By default, 3xcode pyspark convert runs all five phases. Several flags let you run just part of the pipeline, useful for a quick look at what would be converted, or for skipping a phase you don't need on a given run.

terminal
# Analysis only: discovery + planning, no code generated
3xcode pyspark analyze legacy_proc.sql

# Same effect via the convert command
3xcode pyspark convert legacy_proc.sql --dry-run

# Convert but skip phase 4 (validation)
3xcode pyspark convert legacy_proc.sql --skip-validation

# Convert but skip phase 5 (auto-fix)
3xcode pyspark convert legacy_proc.sql --skip-audit

# Run only specific phases
3xcode pyspark convert legacy_proc.sql --phases analyze,convert

Pipeline control flags

FlagDefaultWhat it does
--dry-runfalseRuns discovery + planning only: inspect what would be converted without generating any code.
--skip-validationfalseSkips phase 4 (validation).

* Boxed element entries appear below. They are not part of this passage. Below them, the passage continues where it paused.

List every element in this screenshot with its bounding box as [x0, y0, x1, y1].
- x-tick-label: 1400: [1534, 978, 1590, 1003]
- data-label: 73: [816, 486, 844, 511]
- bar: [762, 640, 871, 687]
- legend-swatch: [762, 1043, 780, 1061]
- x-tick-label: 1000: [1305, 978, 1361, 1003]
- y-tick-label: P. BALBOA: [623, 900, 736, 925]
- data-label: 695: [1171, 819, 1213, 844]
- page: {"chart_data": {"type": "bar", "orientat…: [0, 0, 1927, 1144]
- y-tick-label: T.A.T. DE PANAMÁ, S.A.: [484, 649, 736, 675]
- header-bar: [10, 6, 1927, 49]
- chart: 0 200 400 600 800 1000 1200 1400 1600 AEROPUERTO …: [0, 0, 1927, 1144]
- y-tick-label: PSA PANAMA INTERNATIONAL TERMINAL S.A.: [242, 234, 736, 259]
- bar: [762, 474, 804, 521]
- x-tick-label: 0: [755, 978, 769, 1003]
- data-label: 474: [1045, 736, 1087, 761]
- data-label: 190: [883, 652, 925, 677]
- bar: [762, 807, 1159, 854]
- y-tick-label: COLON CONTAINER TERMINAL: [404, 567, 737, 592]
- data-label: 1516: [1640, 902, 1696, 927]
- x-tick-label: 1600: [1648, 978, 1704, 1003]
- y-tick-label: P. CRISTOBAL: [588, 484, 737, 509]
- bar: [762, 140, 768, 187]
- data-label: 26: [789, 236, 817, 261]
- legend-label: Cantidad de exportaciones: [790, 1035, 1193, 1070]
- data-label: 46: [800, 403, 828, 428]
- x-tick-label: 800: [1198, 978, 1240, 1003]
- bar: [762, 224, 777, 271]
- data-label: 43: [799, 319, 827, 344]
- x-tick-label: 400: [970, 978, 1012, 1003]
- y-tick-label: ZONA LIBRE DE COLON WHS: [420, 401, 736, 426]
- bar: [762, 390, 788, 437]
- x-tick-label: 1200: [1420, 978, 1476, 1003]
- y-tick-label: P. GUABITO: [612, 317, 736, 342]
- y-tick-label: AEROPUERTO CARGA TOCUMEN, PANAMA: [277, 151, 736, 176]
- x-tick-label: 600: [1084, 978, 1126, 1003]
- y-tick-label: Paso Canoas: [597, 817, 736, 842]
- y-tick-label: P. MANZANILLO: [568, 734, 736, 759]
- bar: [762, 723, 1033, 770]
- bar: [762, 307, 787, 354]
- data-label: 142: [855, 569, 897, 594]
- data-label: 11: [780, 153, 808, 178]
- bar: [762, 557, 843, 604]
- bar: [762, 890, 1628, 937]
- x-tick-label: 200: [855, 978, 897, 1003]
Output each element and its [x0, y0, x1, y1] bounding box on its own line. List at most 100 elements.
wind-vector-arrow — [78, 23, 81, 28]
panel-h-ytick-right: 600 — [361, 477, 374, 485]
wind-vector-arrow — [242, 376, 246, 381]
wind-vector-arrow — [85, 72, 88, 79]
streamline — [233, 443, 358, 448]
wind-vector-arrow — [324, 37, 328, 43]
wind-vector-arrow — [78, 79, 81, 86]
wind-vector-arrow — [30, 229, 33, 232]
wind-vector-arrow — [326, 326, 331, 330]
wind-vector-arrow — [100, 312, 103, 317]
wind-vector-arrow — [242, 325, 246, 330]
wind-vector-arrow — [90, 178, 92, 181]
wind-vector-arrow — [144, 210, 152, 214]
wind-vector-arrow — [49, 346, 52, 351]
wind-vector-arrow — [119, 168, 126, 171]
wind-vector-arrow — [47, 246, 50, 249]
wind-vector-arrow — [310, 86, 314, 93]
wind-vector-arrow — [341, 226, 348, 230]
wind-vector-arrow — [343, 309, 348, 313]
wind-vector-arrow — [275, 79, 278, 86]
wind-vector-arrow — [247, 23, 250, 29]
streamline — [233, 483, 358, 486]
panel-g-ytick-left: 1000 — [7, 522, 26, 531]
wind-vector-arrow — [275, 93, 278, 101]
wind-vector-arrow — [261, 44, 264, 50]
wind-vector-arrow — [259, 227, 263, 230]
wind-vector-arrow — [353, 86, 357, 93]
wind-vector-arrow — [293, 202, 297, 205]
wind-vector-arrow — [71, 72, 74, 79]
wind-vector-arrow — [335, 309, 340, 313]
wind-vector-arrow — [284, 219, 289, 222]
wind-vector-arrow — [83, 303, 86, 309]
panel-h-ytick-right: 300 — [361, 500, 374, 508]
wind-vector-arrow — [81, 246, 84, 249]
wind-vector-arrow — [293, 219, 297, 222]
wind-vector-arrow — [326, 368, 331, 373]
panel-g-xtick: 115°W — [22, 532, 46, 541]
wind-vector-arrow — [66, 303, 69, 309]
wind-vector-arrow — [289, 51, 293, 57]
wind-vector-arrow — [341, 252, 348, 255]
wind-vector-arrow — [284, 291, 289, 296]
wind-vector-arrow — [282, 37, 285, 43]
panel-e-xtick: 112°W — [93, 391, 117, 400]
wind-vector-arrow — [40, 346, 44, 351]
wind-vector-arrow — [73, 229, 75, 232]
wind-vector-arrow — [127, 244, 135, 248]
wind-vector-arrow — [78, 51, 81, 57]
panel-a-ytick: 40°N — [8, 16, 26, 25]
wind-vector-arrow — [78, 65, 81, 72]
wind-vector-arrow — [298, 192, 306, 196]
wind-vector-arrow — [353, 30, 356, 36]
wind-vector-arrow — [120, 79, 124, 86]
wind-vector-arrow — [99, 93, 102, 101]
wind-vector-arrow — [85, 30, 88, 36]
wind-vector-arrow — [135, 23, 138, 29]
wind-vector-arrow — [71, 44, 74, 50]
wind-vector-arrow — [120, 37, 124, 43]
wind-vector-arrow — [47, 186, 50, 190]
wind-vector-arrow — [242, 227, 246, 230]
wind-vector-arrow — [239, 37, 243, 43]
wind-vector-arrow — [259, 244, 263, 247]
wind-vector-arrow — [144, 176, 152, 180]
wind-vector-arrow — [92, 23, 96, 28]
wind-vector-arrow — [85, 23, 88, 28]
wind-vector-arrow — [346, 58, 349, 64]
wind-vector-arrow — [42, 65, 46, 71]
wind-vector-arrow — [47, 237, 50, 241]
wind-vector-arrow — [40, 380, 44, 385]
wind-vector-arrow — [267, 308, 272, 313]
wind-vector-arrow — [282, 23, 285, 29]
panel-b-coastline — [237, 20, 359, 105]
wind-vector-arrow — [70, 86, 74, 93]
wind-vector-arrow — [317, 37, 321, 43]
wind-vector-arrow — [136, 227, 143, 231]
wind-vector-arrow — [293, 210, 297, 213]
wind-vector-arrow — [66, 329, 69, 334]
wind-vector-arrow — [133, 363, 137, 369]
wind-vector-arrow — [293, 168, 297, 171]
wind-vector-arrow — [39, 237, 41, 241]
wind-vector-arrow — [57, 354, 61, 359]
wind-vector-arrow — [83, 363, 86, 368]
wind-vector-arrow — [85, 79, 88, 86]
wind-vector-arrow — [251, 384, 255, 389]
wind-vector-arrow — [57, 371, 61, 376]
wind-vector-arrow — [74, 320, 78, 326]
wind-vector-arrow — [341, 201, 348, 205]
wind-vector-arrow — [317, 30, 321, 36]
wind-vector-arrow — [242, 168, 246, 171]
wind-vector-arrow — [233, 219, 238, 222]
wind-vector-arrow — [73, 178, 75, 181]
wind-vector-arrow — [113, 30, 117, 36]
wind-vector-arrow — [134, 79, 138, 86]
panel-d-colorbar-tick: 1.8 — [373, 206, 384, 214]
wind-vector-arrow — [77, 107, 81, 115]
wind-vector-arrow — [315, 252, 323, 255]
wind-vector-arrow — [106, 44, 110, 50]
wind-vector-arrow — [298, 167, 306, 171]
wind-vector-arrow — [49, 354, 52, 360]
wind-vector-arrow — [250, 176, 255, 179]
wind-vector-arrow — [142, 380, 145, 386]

The file is still converted, just not reviewed.
--skip-auditfalseSkips phase 5 (auto-fix). Issues found in validation are reported but not auto-repaired.
--phasesnone (all phases run)Comma-separated list restricting the run to specific phases: `analyze,convert,validate,audit`.

Safety & Grading

Auto-fix never overwrites a file on a hope. A fix is only written to disk after it passes every guardrail, and if any check fails, the original file is left exactly as it was.

Verify before write

The fixed content must parse as valid Python and must not be more than 50% shorter than the original file. Either failure reverts the fix and leaves the original file untouched. The write to disk only happens after both checks pass.

Per-file confidence grade

Every generated file gets a completion percentage and a confidence percentage, built from syntax validity, correctness review, resolved dependencies, remaining TODOs, and any manual-review patterns like cursors or dynamic SQL. The lower of the two maps to a letter grade from A+ to F.

Issues that validation surfaces are never silently dropped, whether or not auto-fix can touch them. Each one is sorted into an action bucket: auto-fixed, requires manual attention (cursors, dynamic SQL, MERGE logic), needs infrastructure setup (Delta Lake, JDBC, streaming), or recommended for review, so you always know exactly what still needs a human look.